# Fiber Glass w/Resin or Bondo



## TheOneAndOnlyKelly (May 7, 2009)

Anyone ever try casting using Fiber Glass with Resin, or possibly Bondo? 

My daughter and I decided to try to do a life-cast of her face for the Weeping Angels. I have Alginate and plaster and am planning on using these to make the negative mold. I read on some other F/X groups sites that some people have had luck using Resin mixed 50/50 with Bondo and backed with fiberglass to cast.

Has anyone here heard of this/tried this?

thx


----------



## Frighteners Entertainment (Jan 24, 2006)

Interesting, all i have done is make a few headstones.


----------



## TheOneAndOnlyKelly (May 7, 2009)

You weren't at Haunt Fest this year! I was so sad... I wanted more vendors...


----------



## Frighteners Entertainment (Jan 24, 2006)

Sorry, just too many unexpected things came up this year and my kids a little small yet...I so hope it all works out next year...I have 4 shows that i would like to make it to.


----------



## hedg12 (Jul 6, 2008)

I've never tried this, but I have worked a bit with fiberglass and bondo. I'm not sure what you'd gain by mixing with bondo, but would be concerned about interactions between the catalysts used in both (I don't _know_ that it would be a problem, but you'd probably want to try first so you don't end up with a gloppy mess that will never set up). That said, why not just use the fiberglass? If you mix it in small batches & use some cheap paint brushes to get it into all the nooks and crannies in your mold, you should be able to pull a good likeness without too much trouble. You'd probably want to use a few layers of cloth & let the resin/hardener "flash" between layers. If you do have bubbles or voids in the finished product you could use bondo to fill them.You'd probably end up with a lighter, stronger finished product.


----------



## playfx (Mar 10, 2007)

If your using alginate for your negative I would just use the ultracal for your lifecast, the bondo mix is not the stuff out of a can but a mix of pros-aide and cab-o-sil and use more for prosthetic transfers and filling in the gaps and small flaws on makeups, If you were using silicone I would say go for it and see how it comes out but alginate has a short lifespan to work with.


----------



## sickNtwisted (Sep 29, 2010)

Go with Ultracal, alginate has a short working time, it dries up quickly and could distort the cast if not used right away.
If you want a permanent negative, I'd use silicone.


----------



## Allen H (Feb 13, 2010)

Yes the bondo referred to here is the bondo out of a can. there are no issues at all with the catalysts they are fine to mix. I mix them all the time when Im making a silicone mask mold of a water based clay sculpture.
The moisture in the clay will keep the fiberglass from kicking, the bondo mix (50/ 50 of materials and hardeners) stabilizes the fiberglass and makes sure it kicks. Alginate contains alot of moisture so I see why you were led in this direction. It would work for your purposes but Ultracal would be better, beter still I think your best option is to do a clay pour (heat clay and brush it in the mold, or pour it in then out) Tex clay and monster clay are both great for this then you can resculpt what you need to.


----------



## TheOneAndOnlyKelly (May 7, 2009)

Problem is, I'm on a very VERY tight budget. I have the resin and fiber glass and I'm going up to my folks in Northern Mich. My dad might have bondo, he's a retired mechanic. I read that I can shield the resin from the alginate by using a release of paste wax and vaseline dissolved in odorless mineral spirits...

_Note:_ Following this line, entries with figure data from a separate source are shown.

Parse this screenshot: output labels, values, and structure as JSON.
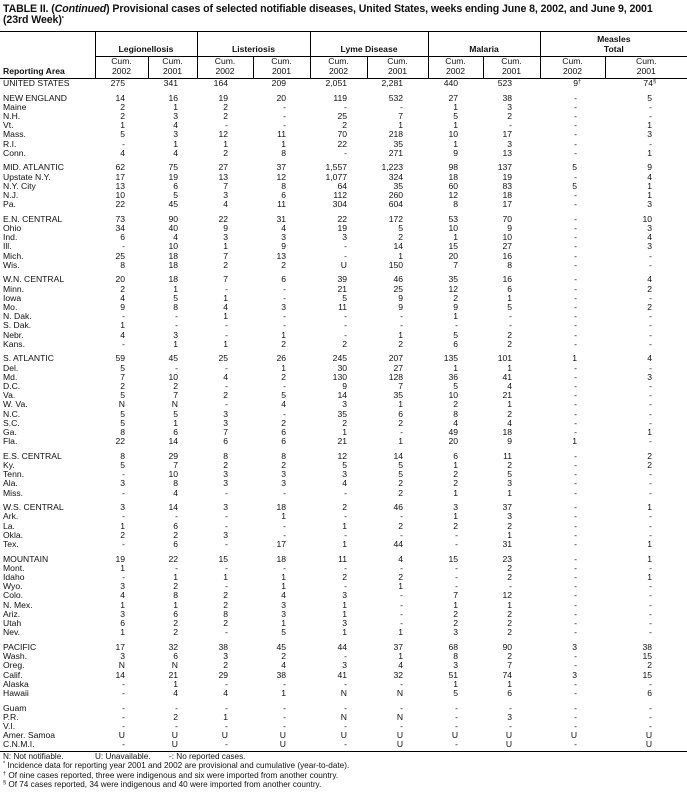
{
  "title": {
    "prefix": "TABLE II. (",
    "continued": "Continued",
    "text": ") Provisional cases of selected notifiable diseases, United States, weeks ending June 8, 2002, and June 9, 2001 (23rd Week)",
    "marker": "*"
  },
  "header": {
    "reporting_area": "Reporting Area",
    "groups": [
      "Legionellosis",
      "Listeriosis",
      "Lyme Disease",
      "Malaria",
      "Measles Total"
    ],
    "measles_line1": "Measles",
    "measles_line2": "Total",
    "cum_2002": "Cum. 2002",
    "cum_2001": "Cum. 2001"
  },
  "sections": [
    [
      [
        "UNITED STATES",
        "275",
        "341",
        "164",
        "209",
        "2,051",
        "2,281",
        "440",
        "523",
        "9",
        "74"
      ]
    ],
    [
      [
        "NEW ENGLAND",
        "14",
        "16",
        "19",
        "20",
        "119",
        "532",
        "27",
        "38",
        "-",
        "5"
      ],
      [
        "Maine",
        "2",
        "1",
        "2",
        "-",
        "-",
        "-",
        "1",
        "3",
        "-",
        "-"
      ],
      [
        "N.H.",
        "2",
        "3",
        "2",
        "-",
        "25",
        "7",
        "5",
        "2",
        "-",
        "-"
      ],
      [
        "Vt.",
        "1",
        "4",
        "-",
        "-",
        "2",
        "1",
        "1",
        "-",
        "-",
        "1"
      ],
      [
        "Mass.",
        "5",
        "3",
        "12",
        "11",
        "70",
        "218",
        "10",
        "17",
        "-",
        "3"
      ],
      [
        "R.I.",
        "-",
        "1",
        "1",
        "1",
        "22",
        "35",
        "1",
        "3",
        "-",
        "-"
      ],
      [
        "Conn.",
        "4",
        "4",
        "2",
        "8",
        "-",
        "271",
        "9",
        "13",
        "-",
        "1"
      ]
    ],
    [
      [
        "MID. ATLANTIC",
        "62",
        "75",
        "27",
        "37",
        "1,557",
        "1,223",
        "98",
        "137",
        "5",
        "9"
      ],
      [
        "Upstate N.Y.",
        "17",
        "19",
        "13",
        "12",
        "1,077",
        "324",
        "18",
        "19",
        "-",
        "4"
      ],
      [
        "N.Y. City",
        "13",
        "6",
        "7",
        "8",
        "64",
        "35",
        "60",
        "83",
        "5",
        "1"
      ],
      [
        "N.J.",
        "10",
        "5",
        "3",
        "6",
        "112",
        "260",
        "12",
        "18",
        "-",
        "1"
      ],
      [
        "Pa.",
        "22",
        "45",
        "4",
        "11",
        "304",
        "604",
        "8",
        "17",
        "-",
        "3"
      ]
    ],
    [
      [
        "E.N. CENTRAL",
        "73",
        "90",
        "22",
        "31",
        "22",
        "172",
        "53",
        "70",
        "-",
        "10"
      ],
      [
        "Ohio",
        "34",
        "40",
        "9",
        "4",
        "19",
        "5",
        "10",
        "9",
        "-",
        "3"
      ],
      [
        "Ind.",
        "6",
        "4",
        "3",
        "3",
        "3",
        "2",
        "1",
        "10",
        "-",
        "4"
      ],
      [
        "Ill.",
        "-",
        "10",
        "1",
        "9",
        "-",
        "14",
        "15",
        "27",
        "-",
        "3"
      ],
      [
        "Mich.",
        "25",
        "18",
        "7",
        "13",
        "-",
        "1",
        "20",
        "16",
        "-",
        "-"
      ],
      [
        "Wis.",
        "8",
        "18",
        "2",
        "2",
        "U",
        "150",
        "7",
        "8",
        "-",
        "-"
      ]
    ],
    [
      [
        "W.N. CENTRAL",
        "20",
        "18",
        "7",
        "6",
        "39",
        "46",
        "35",
        "16",
        "-",
        "4"
      ],
      [
        "Minn.",
        "2",
        "1",
        "-",
        "-",
        "21",
        "25",
        "12",
        "6",
        "-",
        "2"
      ],
      [
        "Iowa",
        "4",
        "5",
        "1",
        "-",
        "5",
        "9",
        "2",
        "1",
        "-",
        "-"
      ],
      [
        "Mo.",
        "9",
        "8",
        "4",
        "3",
        "11",
        "9",
        "9",
        "5",
        "-",
        "2"
      ],
      [
        "N. Dak.",
        "-",
        "-",
        "1",
        "-",
        "-",
        "-",
        "1",
        "-",
        "-",
        "-"
      ],
      [
        "S. Dak.",
        "1",
        "-",
        "-",
        "-",
        "-",
        "-",
        "-",
        "-",
        "-",
        "-"
      ],
      [
        "Nebr.",
        "4",
        "3",
        "-",
        "1",
        "-",
        "1",
        "5",
        "2",
        "-",
        "-"
      ],
      [
        "Kans.",
        "-",
        "1",
        "1",
        "2",
        "2",
        "2",
        "6",
        "2",
        "-",
        "-"
      ]
    ],
    [
      [
        "S. ATLANTIC",
        "59",
        "45",
        "25",
        "26",
        "245",
        "207",
        "135",
        "101",
        "1",
        "4"
      ],
      [
        "Del.",
        "5",
        "-",
        "-",
        "1",
        "30",
        "27",
        "1",
        "1",
        "-",
        "-"
      ],
      [
        "Md.",
        "7",
        "10",
        "4",
        "2",
        "130",
        "128",
        "36",
        "41",
        "-",
        "3"
      ],
      [
        "D.C.",
        "2",
        "2",
        "-",
        "-",
        "9",
        "7",
        "5",
        "4",
        "-",
        "-"
      ],
      [
        "Va.",
        "5",
        "7",
        "2",
        "5",
        "14",
        "35",
        "10",
        "21",
        "-",
        "-"
      ],
      [
        "W. Va.",
        "N",
        "N",
        "-",
        "4",
        "3",
        "1",
        "2",
        "1",
        "-",
        "-"
      ],
      [
        "N.C.",
        "5",
        "5",
        "3",
        "-",
        "35",
        "6",
        "8",
        "2",
        "-",
        "-"
      ],
      [
        "S.C.",
        "5",
        "1",
        "3",
        "2",
        "2",
        "2",
        "4",
        "4",
        "-",
        "-"
      ],
      [
        "Ga.",
        "8",
        "6",
        "7",
        "6",
        "1",
        "-",
        "49",
        "18",
        "-",
        "1"
      ],
      [
        "Fla.",
        "22",
        "14",
        "6",
        "6",
        "21",
        "1",
        "20",
        "9",
        "1",
        "-"
      ]
    ],
    [
      [
        "E.S. CENTRAL",
        "8",
        "29",
        "8",
        "8",
        "12",
        "14",
        "6",
        "11",
        "-",
        "2"
      ],
      [
        "Ky.",
        "5",
        "7",
        "2",
        "2",
        "5",
        "5",
        "1",
        "2",
        "-",
        "2"
      ],
      [
        "Tenn.",
        "-",
        "10",
        "3",
        "3",
        "3",
        "5",
        "2",
        "5",
        "-",
        "-"
      ],
      [
        "Ala.",
        "3",
        "8",
        "3",
        "3",
        "4",
        "2",
        "2",
        "3",
        "-",
        "-"
      ],
      [
        "Miss.",
        "-",
        "4",
        "-",
        "-",
        "-",
        "2",
        "1",
        "1",
        "-",
        "-"
      ]
    ],
    [
      [
        "W.S. CENTRAL",
        "3",
        "14",
        "3",
        "18",
        "2",
        "46",
        "3",
        "37",
        "-",
        "1"
      ],
      [
        "Ark.",
        "-",
        "-",
        "-",
        "1",
        "-",
        "-",
        "1",
        "3",
        "-",
        "-"
      ],
      [
        "La.",
        "1",
        "6",
        "-",
        "-",
        "1",
        "2",
        "2",
        "2",
        "-",
        "-"
      ],
      [
        "Okla.",
        "2",
        "2",
        "3",
        "-",
        "-",
        "-",
        "-",
        "1",
        "-",
        "-"
      ],
      [
        "Tex.",
        "-",
        "6",
        "-",
        "17",
        "1",
        "44",
        "-",
        "31",
        "-",
        "1"
      ]
    ],
    [
      [
        "MOUNTAIN",
        "19",
        "22",
        "15",
        "18",
        "11",
        "4",
        "15",
        "23",
        "-",
        "1"
      ],
      [
        "Mont.",
        "1",
        "-",
        "-",
        "-",
        "-",
        "-",
        "-",
        "2",
        "-",
        "-"
      ],
      [
        "Idaho",
        "-",
        "1",
        "1",
        "1",
        "2",
        "2",
        "-",
        "2",
        "-",
        "1"
      ],
      [
        "Wyo.",
        "3",
        "2",
        "-",
        "1",
        "-",
        "1",
        "-",
        "-",
        "-",
        "-"
      ],
      [
        "Colo.",
        "4",
        "8",
        "2",
        "4",
        "3",
        "-",
        "7",
        "12",
        "-",
        "-"
      ],
      [
        "N. Mex.",
        "1",
        "1",
        "2",
        "3",
        "1",
        "-",
        "1",
        "1",
        "-",
        "-"
      ],
      [
        "Ariz.",
        "3",
        "6",
        "8",
        "3",
        "1",
        "-",
        "2",
        "2",
        "-",
        "-"
      ],
      [
        "Utah",
        "6",
        "2",
        "2",
        "1",
        "3",
        "-",
        "2",
        "2",
        "-",
        "-"
      ],
      [
        "Nev.",
        "1",
        "2",
        "-",
        "5",
        "1",
        "1",
        "3",
        "2",
        "-",
        "-"
      ]
    ],
    [
      [
        "PACIFIC",
        "17",
        "32",
        "38",
        "45",
        "44",
        "37",
        "68",
        "90",
        "3",
        "38"
      ],
      [
        "Wash.",
        "3",
        "6",
        "3",
        "2",
        "-",
        "1",
        "8",
        "2",
        "-",
        "15"
      ],
      [
        "Oreg.",
        "N",
        "N",
        "2",
        "4",
        "3",
        "4",
        "3",
        "7",
        "-",
        "2"
      ],
      [
        "Calif.",
        "14",
        "21",
        "29",
        "38",
        "41",
        "32",
        "51",
        "74",
        "3",
        "15"
      ],
      [
        "Alaska",
        "-",
        "1",
        "-",
        "-",
        "-",
        "-",
        "1",
        "1",
        "-",
        "-"
      ],
      [
        "Hawaii",
        "-",
        "4",
        "4",
        "1",
        "N",
        "N",
        "5",
        "6",
        "-",
        "6"
      ]
    ],
    [
      [
        "Guam",
        "-",
        "-",
        "-",
        "-",
        "-",
        "-",
        "-",
        "-",
        "-",
        "-"
      ],
      [
        "P.R.",
        "-",
        "2",
        "1",
        "-",
        "N",
        "N",
        "-",
        "3",
        "-",
        "-"
      ],
      [
        "V.I.",
        "-",
        "-",
        "-",
        "-",
        "-",
        "-",
        "-",
        "-",
        "-",
        "-"
      ],
      [
        "Amer. Samoa",
        "U",
        "U",
        "U",
        "U",
        "U",
        "U",
        "U",
        "U",
        "U",
        "U"
      ],
      [
        "C.N.M.I.",
        "-",
        "U",
        "-",
        "U",
        "-",
        "U",
        "-",
        "U",
        "-",
        "U"
      ]
    ]
  ],
  "superscripts": {
    "us_measles_2002": "†",
    "us_measles_2001": "§"
  },
  "footnotes": {
    "legend_n": "N: Not notifiable.",
    "legend_u": "U: Unavailable.",
    "legend_dash": "-: No reported cases.",
    "notes": [
      {
        "marker": "*",
        "text": " Incidence data for reporting year 2001 and 2002 are provisional and cumulative (year-to-date)."
      },
      {
        "marker": "†",
        "text": " Of nine cases reported, three were indigenous and six were imported from another country."
      },
      {
        "marker": "§",
        "text": " Of 74 cases reported, 34 were indigenous and 40 were imported from another country."
      }
    ]
  }
}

Article in the Effects Lab Forum


----------



## Allen H (Feb 13, 2010)

Mixing the bondo with the fiberglass will help with moisture, and johnsons paste wax should be a fine release. Im sure it will work, its just not ideal.


----------



## playfx (Mar 10, 2007)

Thanks for the info Allen, now im going to have to look into this and give it a try myself!


----------



## TheOneAndOnlyKelly (May 7, 2009)

I took all the mats for this up to Michigan to try this over my break. I get here and realized I left the resin at home... DOH!


----------